Persons acquainted with the writings of the late Mr. Robertson might be often reminded of his favourite modes of teaching; of his maxim that truth is made up of two opposites which seem contradictories; of the distinction which he was so fond of insisting upon between principles and rules; above all, of his doctrine that the true way to rise to the faith in our Lord's Divine Nature was by first realising His Human Life. But the resemblance is partial, if not superficial, and gives way on closer examination before broad and characteristic features of an entirely different significance. That one which at first arrests attention, and distinguishes this writer's line of thought from the common Liberal way of dealing with the subject, is that from the first page of the book to its last line the work of Christ is viewed, not simply as the foundation of a religious system, the introduction of certain great principles, the elevation of religious ideas, the delivery of Divine truths, the exhibition of a life and example, but as the call and creation of a definite, concrete, organised society of men. The subject, of investigation is not merely the character and history of the Person, but the Person as connected with His work.
Christ is regarded not simply in Himself or in His teaching, as the Founder of a philosophy, a morality, a theology in the abstract, but as the Author of a Divine Society, the Body which is called by His Name, the Christian Church Universal, a real and visible company of men, which, however we may understand it, exists at this moment as it has existed since His time, marked by His badges, governed by His laws, and working out His purpose. The writer finds the two joined in fact, and he finds them also joined in the recorded history of Christ's plan. The book might almost be described as the beginning of a new _De Civitate Dei_, written with the further experience of fourteen centuries and from the point of view of our own generation. This is one remarkable peculiarity of this investigation; another is the prominence given to the severe side of the Person and character of whom he writes, and what is even more observable, the way in which both the severity and the gentleness are apprehended and harmonised.
We are familiar with the attempts to resolve the Christianity of the New Testament into philanthropy; and, on the other hand, writers like Mr. Carlyle will not let us forget that the world is as dark and evil as the Bible draws it. This writer feels both in one. No one can show more sympathy with enlarged and varied ideas of human happiness, no one has connected them more fearlessly with Christian principles, or claimed from those principles more unlimited developments, even for the physical well-being of men. No one has extended wider the limits of Christian generosity, forbearance, and tolerance. But, on the other hand, what is striking is, that all this is compatible, and is made to appear so, with the most profound and terrible sense of evil, with indignation and scorn which is scathing where it kindles and strikes, with a capacity and energy of deliberate religious hatred against what is impure and false and unG.o.dly, which mark one who has dared to realise and to sympathise with the wrath of Jesus Christ.
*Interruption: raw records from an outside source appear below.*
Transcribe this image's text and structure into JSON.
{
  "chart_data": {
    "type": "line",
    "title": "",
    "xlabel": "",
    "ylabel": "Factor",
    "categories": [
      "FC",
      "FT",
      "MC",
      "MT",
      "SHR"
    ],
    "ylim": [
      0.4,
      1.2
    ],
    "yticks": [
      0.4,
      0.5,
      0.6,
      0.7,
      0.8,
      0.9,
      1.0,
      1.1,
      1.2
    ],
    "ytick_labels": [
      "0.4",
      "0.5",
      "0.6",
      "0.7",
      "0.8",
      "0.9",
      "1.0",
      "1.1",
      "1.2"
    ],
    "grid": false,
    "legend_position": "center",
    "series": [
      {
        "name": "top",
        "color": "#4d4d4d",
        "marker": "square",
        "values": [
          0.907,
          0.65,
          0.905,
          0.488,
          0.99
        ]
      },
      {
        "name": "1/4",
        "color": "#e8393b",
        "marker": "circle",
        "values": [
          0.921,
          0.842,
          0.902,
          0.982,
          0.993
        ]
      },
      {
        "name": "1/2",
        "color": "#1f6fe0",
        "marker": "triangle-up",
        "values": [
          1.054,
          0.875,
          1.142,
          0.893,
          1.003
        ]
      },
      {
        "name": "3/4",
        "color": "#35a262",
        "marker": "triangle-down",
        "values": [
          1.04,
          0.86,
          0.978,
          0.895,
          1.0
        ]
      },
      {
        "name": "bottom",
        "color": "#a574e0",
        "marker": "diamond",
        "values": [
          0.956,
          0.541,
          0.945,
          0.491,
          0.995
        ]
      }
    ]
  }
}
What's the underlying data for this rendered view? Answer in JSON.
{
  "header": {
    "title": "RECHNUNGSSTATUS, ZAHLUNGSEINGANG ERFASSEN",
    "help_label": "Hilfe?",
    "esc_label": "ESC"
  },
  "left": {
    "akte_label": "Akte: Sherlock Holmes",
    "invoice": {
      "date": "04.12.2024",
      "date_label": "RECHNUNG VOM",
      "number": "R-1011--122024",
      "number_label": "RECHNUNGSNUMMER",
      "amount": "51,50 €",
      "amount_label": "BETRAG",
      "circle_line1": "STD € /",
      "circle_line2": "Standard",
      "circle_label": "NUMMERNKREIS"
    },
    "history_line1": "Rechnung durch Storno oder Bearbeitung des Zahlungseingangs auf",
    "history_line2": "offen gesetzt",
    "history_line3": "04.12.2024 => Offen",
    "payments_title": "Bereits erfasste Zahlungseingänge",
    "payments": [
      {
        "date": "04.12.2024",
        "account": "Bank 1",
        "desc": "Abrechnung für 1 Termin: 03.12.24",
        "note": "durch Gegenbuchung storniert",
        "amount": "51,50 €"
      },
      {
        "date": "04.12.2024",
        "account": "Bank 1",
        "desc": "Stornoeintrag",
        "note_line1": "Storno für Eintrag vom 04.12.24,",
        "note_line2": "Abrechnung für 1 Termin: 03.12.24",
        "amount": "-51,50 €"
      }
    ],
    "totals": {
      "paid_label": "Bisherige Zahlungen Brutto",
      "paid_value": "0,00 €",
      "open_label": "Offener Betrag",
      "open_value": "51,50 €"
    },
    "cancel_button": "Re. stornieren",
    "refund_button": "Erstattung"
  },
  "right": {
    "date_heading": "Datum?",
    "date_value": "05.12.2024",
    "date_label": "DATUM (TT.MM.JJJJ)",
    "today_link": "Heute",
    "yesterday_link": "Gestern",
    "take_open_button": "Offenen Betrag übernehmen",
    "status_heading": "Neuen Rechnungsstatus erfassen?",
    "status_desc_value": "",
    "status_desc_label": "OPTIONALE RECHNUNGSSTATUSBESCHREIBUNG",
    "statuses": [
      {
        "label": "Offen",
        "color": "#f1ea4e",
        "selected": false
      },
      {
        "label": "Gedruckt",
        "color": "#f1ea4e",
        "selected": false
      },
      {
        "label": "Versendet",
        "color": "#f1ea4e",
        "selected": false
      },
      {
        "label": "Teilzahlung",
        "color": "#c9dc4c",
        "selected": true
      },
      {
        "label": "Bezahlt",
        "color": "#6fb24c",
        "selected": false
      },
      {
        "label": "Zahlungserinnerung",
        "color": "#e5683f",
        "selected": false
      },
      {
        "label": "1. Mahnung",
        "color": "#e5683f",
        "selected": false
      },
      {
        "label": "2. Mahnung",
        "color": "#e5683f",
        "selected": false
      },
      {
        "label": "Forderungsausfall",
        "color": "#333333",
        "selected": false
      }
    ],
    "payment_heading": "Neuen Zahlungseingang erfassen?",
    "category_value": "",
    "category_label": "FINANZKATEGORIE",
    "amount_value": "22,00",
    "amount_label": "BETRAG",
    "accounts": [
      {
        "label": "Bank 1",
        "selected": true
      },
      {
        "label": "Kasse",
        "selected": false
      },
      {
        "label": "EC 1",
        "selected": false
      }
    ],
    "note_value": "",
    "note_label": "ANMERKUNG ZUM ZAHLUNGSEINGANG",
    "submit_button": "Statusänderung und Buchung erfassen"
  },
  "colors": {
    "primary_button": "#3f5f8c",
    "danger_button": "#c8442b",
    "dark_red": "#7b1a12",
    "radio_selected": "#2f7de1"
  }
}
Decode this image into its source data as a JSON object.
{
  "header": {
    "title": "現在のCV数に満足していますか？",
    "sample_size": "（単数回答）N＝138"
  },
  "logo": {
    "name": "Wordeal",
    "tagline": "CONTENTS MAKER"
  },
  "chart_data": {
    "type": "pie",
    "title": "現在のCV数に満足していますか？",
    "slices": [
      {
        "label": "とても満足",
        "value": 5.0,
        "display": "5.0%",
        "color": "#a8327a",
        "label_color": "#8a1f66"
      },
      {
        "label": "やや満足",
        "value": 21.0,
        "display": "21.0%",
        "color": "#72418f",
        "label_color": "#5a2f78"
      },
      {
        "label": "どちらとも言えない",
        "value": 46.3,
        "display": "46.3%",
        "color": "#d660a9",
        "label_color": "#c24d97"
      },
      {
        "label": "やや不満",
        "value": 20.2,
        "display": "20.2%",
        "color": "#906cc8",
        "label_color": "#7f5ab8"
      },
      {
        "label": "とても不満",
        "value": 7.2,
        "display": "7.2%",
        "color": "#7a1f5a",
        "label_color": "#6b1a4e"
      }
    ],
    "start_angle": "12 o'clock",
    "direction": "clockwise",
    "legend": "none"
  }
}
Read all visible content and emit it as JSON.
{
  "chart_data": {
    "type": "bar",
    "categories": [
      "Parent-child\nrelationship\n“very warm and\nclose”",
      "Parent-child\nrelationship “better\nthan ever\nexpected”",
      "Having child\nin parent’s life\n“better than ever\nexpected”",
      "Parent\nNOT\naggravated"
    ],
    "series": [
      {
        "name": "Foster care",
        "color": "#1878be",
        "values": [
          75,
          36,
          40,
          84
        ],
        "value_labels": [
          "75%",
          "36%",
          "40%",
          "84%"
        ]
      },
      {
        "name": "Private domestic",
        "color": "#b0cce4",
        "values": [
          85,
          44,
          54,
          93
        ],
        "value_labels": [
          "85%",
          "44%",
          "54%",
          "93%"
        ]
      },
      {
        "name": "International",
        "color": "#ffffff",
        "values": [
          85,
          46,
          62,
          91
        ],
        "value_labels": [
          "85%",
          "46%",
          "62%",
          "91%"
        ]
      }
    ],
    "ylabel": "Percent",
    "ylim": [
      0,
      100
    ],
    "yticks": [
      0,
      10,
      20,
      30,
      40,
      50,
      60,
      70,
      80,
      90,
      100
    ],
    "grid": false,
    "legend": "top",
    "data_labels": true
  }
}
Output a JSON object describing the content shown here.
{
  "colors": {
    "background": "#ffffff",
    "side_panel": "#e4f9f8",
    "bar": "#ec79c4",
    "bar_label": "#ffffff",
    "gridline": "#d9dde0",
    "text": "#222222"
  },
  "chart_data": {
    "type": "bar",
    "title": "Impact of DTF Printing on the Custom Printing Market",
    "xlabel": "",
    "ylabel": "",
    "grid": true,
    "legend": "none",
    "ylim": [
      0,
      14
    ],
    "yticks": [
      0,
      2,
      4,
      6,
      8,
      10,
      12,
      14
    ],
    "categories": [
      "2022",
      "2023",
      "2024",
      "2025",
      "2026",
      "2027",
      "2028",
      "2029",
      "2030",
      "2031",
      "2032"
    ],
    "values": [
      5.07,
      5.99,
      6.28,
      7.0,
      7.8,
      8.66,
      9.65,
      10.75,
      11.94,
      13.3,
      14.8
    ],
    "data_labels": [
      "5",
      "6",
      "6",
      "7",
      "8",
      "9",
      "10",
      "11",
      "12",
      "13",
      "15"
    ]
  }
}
The world has been called in these later days, and from opposite directions, to revise its judgments about Jesus Christ. Christians, on the one hand, have been called to do it by writers of whom M. Ernest Renan is the most remarkable and the most unflinching. But the sceptical and the unbelieving have likewise been obliged to change their ground and their tone, and no one with any self-respect or care for his credit even as a thinker and a man would like to repeat the superficial and shallow flippancy and irreligion of the last century.